At press time oil prices (Brent) had rebounded to $60 for the first time in 2015, up 33 per cent from six-year historic lows in January, albeit still some distance off last June’s $115 bonanza. Even before the revival, however, it was interesting to gauge the attitude of some executives who showed little sign of panic during the downturn and the strategy of solidly cashed up companies eyeing investment opportunities.

One such corporation was Papua New Guinea-based Oil Search and its joint venture partner in the Elk-Antelope LNG concept, InterOil. Both companies emerged from a court battle in London—in which Oil Search’s pre-emptive rights claim following a deal with Total SA was dismissed—eager to shelve their differences and expedite the project.

Cashed up with $700 million flowing into their coffers from the recently completed PNG LNG project, an Oil Search executive explained the urge to hit the accelerator while others were slamming on the brakes.

“There are so many competing projects that were around before that are not around now. They don’t make sense in this weaker oil price environment. We are very fortunate that we got involved in two highly commercial and economically robust projects at a time when others are being delayed or deferred.

“Our view is that we want to capture these as quickly as possible.”

Another who remained calm in the carnage was Beach Energy managing director, Reg Nelson. Even as the star 2014 ASX performer’s stock almost halved within a year, Nelson reassured shareholders that Beach could produce profitable oil out of the Cooper Basin from as low as $25 and further reduce its operating expenditure.

Nelson was also prepared to put his head on the block with a bold prediction that, “Brent will climb back to $90 a barrel by the end of the year, so I’ve nailed my colours to the mast.”

There’s little doubt that some companies have used sagging oil as a convenient excuse for poor performance, but even as liquid gold played havoc with energy markets, gas prices remained robust.

While oil prices crashed, in the United States gas prices had soared 50 per cent to $3 MMbtu in less than two years.
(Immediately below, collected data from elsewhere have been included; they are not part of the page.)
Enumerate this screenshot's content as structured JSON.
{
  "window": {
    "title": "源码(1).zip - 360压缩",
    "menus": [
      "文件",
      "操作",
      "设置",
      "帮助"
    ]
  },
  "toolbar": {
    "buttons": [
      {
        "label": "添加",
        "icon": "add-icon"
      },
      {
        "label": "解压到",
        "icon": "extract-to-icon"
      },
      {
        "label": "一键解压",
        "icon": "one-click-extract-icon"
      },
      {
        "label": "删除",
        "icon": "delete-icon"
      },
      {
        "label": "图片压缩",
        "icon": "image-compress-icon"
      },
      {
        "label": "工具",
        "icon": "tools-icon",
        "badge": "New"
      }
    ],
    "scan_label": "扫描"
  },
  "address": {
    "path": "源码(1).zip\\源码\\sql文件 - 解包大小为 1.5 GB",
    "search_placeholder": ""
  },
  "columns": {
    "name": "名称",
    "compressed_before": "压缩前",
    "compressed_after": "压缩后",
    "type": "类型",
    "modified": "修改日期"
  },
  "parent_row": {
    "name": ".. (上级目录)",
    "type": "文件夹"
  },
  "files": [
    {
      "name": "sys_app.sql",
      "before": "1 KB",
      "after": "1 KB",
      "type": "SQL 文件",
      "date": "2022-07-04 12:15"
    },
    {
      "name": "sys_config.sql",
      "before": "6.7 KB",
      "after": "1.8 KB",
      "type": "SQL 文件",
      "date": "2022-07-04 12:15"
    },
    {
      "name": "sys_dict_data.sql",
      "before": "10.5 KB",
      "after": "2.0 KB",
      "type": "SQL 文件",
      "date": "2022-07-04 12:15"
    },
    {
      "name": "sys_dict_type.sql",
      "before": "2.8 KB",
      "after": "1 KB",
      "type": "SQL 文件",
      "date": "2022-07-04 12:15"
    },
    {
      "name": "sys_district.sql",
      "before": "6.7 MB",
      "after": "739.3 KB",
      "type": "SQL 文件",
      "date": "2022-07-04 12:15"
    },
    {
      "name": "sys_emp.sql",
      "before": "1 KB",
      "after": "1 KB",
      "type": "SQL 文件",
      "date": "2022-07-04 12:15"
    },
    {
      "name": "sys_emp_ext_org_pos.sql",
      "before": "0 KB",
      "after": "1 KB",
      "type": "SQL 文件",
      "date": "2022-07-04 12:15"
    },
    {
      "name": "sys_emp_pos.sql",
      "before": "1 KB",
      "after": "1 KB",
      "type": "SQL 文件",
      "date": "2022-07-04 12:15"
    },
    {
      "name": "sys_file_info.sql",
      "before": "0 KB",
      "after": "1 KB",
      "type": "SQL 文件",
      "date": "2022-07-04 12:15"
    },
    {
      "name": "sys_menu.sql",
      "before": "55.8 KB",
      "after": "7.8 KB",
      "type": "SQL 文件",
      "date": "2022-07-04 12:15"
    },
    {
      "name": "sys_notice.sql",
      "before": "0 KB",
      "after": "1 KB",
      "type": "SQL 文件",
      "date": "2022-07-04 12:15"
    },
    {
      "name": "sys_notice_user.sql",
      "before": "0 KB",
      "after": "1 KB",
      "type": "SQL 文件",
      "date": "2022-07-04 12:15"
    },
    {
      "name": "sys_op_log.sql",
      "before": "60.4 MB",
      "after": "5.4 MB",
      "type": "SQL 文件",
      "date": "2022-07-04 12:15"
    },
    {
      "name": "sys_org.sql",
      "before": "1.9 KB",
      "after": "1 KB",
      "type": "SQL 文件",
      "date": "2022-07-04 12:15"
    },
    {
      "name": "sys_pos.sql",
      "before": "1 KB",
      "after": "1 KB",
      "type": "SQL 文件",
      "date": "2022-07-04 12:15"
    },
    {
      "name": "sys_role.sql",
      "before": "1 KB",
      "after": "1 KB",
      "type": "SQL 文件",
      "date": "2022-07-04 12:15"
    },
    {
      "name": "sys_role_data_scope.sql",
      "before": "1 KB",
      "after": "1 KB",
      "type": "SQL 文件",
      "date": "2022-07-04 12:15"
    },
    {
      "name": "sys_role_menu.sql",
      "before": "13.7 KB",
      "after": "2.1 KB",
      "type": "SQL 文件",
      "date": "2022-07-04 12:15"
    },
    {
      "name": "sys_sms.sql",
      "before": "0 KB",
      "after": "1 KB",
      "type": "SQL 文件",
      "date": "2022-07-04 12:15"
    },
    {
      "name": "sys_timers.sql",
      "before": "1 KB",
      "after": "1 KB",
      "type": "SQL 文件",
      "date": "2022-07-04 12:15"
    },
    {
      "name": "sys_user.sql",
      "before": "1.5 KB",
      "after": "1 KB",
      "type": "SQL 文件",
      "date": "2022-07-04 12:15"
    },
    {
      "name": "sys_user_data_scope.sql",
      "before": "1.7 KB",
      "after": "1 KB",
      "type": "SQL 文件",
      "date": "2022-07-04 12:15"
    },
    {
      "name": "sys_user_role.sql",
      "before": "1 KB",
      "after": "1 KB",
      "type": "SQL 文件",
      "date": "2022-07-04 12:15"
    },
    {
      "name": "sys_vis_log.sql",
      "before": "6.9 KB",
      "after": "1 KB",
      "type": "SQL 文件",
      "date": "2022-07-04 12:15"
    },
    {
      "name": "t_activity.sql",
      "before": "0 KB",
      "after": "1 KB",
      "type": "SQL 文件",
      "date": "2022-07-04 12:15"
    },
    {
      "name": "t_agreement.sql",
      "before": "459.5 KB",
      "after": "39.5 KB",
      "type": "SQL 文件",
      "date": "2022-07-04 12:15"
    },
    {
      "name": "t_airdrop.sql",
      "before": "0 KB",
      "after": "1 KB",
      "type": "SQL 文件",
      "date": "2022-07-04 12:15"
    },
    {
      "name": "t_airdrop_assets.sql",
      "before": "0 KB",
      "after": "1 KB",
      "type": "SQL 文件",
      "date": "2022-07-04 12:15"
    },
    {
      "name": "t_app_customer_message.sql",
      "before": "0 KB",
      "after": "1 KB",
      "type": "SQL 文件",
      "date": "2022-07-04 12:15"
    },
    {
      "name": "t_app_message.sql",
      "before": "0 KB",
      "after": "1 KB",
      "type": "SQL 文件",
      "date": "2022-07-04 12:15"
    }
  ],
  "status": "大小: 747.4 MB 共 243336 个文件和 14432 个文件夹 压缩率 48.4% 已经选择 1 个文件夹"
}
Australian producers—the vast majority harvesting export income from gas, and not oil—have also been given a 30 per cent bonus from a diving Australian dollar in recent times.

During the Global Financial Crisis Warren Buffett had said that more millionaires, those with the courage to invest in quality, undervalued stock, were made in times of depression and recession than any other economic cycle.

Those who know their Australian oil and gas history will recall how Woodside’s Pluto plant in the Carnarvon Basin had laboured through the eye of the financial crisis, confronting cost blowouts and delays to belatedly produce first gas in Q2 2012. Today Pluto’s detractors are silent, but Woodside, buoyed by a steady flow of cash from the plant, has paid a healthy dividend in recent years, even though its stock price ($35 at press time) was only $1 higher than three years hitherto.

PNG LNG similarly overcame tremendous obstacles, especially in trucking heavy logistics up the treacherous, 800km Northern Highway during the same period of economic turmoil. With three LNG plants in Australia racing towards delivering first gas cargoes in this, epoch making year, we are again hearing that familiar, cynical chorus that peaked during Pluto and PNG LNG construction.

What are the odds the naysayers melting into the shadows as operators turn upstream capex into downstream cash flow from first gas? Or that Saudi Arabia gets nervous watching its war chest deplete amid geopolitical, Middle East mayhem and tightens the taps to shore up security?

Only two things are certain: There’s never a dull day in the oil and gas industry and the remainder of 2015 is going to be a fascinating narrative.